Den westlichen Staaten, allen voran den USA, aber auch der Türkei und den Golfstaaten wäre der Sturz Baschar al-Assads und seines Regimes am liebsten. Nicht weil er ein Diktator wäre (das sind die Herrscher am Golf auch), sondern aufgrund der bestehenden schiitischen Achse Teheran-Damaskus-Hisbollah. Das syrische Regime ist der einzige Verbündete Irans in der arabischen Welt, über Syrien erfolgt der Waffennachschub für die Hisbollah.
Alle Seiten verfolgen ihre eigenen Interessen
Das Kalkül der Assad-Gegner: Stürzt sein Regime, das vor allem von der religiösen Minderheit der Alawiten getragen wird, übernehmen mit Sicherheit die Sunniten die Macht in Damaskus, die etwa 60 Prozent der Bevölkerung stellen. Die Sunniten aber würden die privilegierten Beziehungen zu Teheran beenden. Eben deswegen hält der Iran um jeden Preis am Assad-Regime fest. Ebenso wie Russland und China, die beide eine weitere Ausweitung der westlichen Einflusssphäre im Nahen und Mittleren Osten zu verhindern trachten.
Beide Seiten, Unterstützer wie Gegner Assads, verfolgen rücksichtslos ihre eigenen geo- und machtpolitischen Interessen. Gleichzeitig erfand sich das Regime neu oder, besser gesagt: lernte es die Gewalt zu fokussieren. Versuchte es zunächst, die Aufständischen in allen Landesteilen zurückzuschlagen, konzentriert es sich mittlerweile auf das alawitische Kernland.

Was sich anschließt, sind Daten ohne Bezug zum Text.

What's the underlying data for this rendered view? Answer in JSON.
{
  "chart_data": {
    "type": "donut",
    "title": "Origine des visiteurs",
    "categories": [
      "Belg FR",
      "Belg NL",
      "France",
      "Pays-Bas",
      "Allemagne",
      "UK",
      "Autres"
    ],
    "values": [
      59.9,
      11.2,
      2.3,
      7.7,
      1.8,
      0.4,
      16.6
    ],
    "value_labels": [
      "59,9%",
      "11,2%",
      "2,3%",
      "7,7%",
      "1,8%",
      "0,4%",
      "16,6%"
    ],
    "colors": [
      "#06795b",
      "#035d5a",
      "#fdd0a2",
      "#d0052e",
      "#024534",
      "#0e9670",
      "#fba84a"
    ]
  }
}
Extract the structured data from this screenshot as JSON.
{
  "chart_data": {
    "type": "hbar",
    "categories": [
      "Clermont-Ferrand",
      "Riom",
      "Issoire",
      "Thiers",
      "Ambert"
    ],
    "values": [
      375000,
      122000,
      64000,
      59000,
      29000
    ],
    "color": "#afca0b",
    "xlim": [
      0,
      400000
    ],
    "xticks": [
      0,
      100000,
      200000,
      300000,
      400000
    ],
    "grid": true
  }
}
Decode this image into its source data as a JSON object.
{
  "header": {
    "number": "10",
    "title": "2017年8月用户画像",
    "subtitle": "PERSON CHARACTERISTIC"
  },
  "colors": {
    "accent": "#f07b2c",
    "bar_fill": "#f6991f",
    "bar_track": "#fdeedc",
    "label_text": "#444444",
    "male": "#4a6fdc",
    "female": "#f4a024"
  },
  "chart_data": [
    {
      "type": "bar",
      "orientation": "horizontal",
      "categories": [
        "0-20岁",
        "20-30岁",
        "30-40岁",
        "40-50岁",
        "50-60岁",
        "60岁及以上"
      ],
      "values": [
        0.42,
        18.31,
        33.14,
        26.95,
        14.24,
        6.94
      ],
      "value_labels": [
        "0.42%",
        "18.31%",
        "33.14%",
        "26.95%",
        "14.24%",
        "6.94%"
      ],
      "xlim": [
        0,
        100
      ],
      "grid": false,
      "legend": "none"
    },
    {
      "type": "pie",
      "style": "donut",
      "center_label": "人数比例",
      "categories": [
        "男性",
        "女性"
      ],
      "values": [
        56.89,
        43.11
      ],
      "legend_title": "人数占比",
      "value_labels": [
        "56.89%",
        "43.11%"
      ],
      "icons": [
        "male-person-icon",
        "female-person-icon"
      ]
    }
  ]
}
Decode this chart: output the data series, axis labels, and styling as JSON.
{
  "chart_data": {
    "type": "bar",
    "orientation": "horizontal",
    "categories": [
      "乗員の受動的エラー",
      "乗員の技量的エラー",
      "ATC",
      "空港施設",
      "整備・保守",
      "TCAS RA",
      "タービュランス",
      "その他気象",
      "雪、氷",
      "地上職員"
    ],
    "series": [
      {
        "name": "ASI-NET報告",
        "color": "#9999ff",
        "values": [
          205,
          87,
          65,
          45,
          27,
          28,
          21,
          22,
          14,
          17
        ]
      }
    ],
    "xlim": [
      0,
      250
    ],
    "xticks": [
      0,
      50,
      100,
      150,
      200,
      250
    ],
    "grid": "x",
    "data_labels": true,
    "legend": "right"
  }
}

Am 31. August verkündete Präsident Obama auf dem Rasen des Weißen Hauses, dass er entgegen seiner vorherigen Ankündigung nicht in Syrien militärisch eingreifen werde, als Reaktion auf den Einsatz von Chemiewaffen gegen syrische Zivilisten. Damit ist Assads politisches Überleben gesichert. Zumal er bereit ist, seine Chemiewaffen zerstören zu lassen. Nicht zuletzt kommt ihm zugute, dass sich die gemäßigten, nationalistischen Oppositionskräfte als militärisch zu schwach und politisch unfähig erwiesen haben. Die „Syrische Nationale Allianz“ mit Sitz in Istanbul, auf der zunächst die Hoffnungen des Westens ruhten, ist in erster Linie mit sich selbst beschäftigt, die „Freie Syrische Armee“ befindet sich im Zustand der Auflösung.
Die verwaisten Botschaften in Damaskus werden bald wieder eröffnet
Sehr zur Verärgerung Saudi-Arabiens und der türkischen Regierung nähern sich die USA, aber auch die Europäer gegenwärtig wieder dem Assad-Regime an. Der Grund ist der wachsende Vormarsch von Al-Kaida und anderer gewaltbereiter Dschihad-Gruppen in Syrien. Vor die Wahl gestellt, sich entweder mit Assad zu arrangieren oder aber das Land radikalen Islamisten und dem Chaos zu überlassen, entscheidet sich der Westen gegenwärtig für Assad. Die verwaisten Botschaften in Damaskus stehen kurz vor der Wiedereröffnung. Militäranalysten schätzen die Stärke der syrischen Rebellen auf 100.000 Kämpfer, die sich auf rund 1.000 Gruppen, Grüppchen und Banden aufteilen.
Etwa 90 Prozent der Aufständischen kommen aus den Reihen der Dschihadisten, die ihrerseits zwei Richtungen erkennen lassen. Die „Dschihad Light“-Variante kämpft für einen Gottesstaat in Syrien, ohne eine Agenda über Syrien hinaus zu verfolgen. Die „Hardcore“- Dschihadisten aus dem Al-Kaida-Umfeld sehen Syrien als Sprungbrett für den Kampf gegen den Westen, gegen Israel und für eine generelle Abrechnung mit den ihnen verhassten Schiiten. Viele ihrer Kämpfer sind aus dem Ausland eingesickert, auch aus Deutschland und Europa. In den Gebieten, die unter ihrer Kontrolle stehen, haben sie ein wahres Terrorregime errichtet und schlagen ihren Gegnern mit Vorliebe den Kopf ab.
Angesichts dieser Gefechtslage dürfte Assad erst einmal an der Macht bleiben. Und möglicherweise bald schon ein gefragter Bündnispartner im Kampf gegen Al-Kaida sein. Der für Januar geplanten Syrienkonferenz in Genf kann das syrische Regime gelassen entgegensehen. Der Krieg aber und das Leid der Bevölkerung werden auf Jahre, wenn nicht Jahrzehnte weitergehen.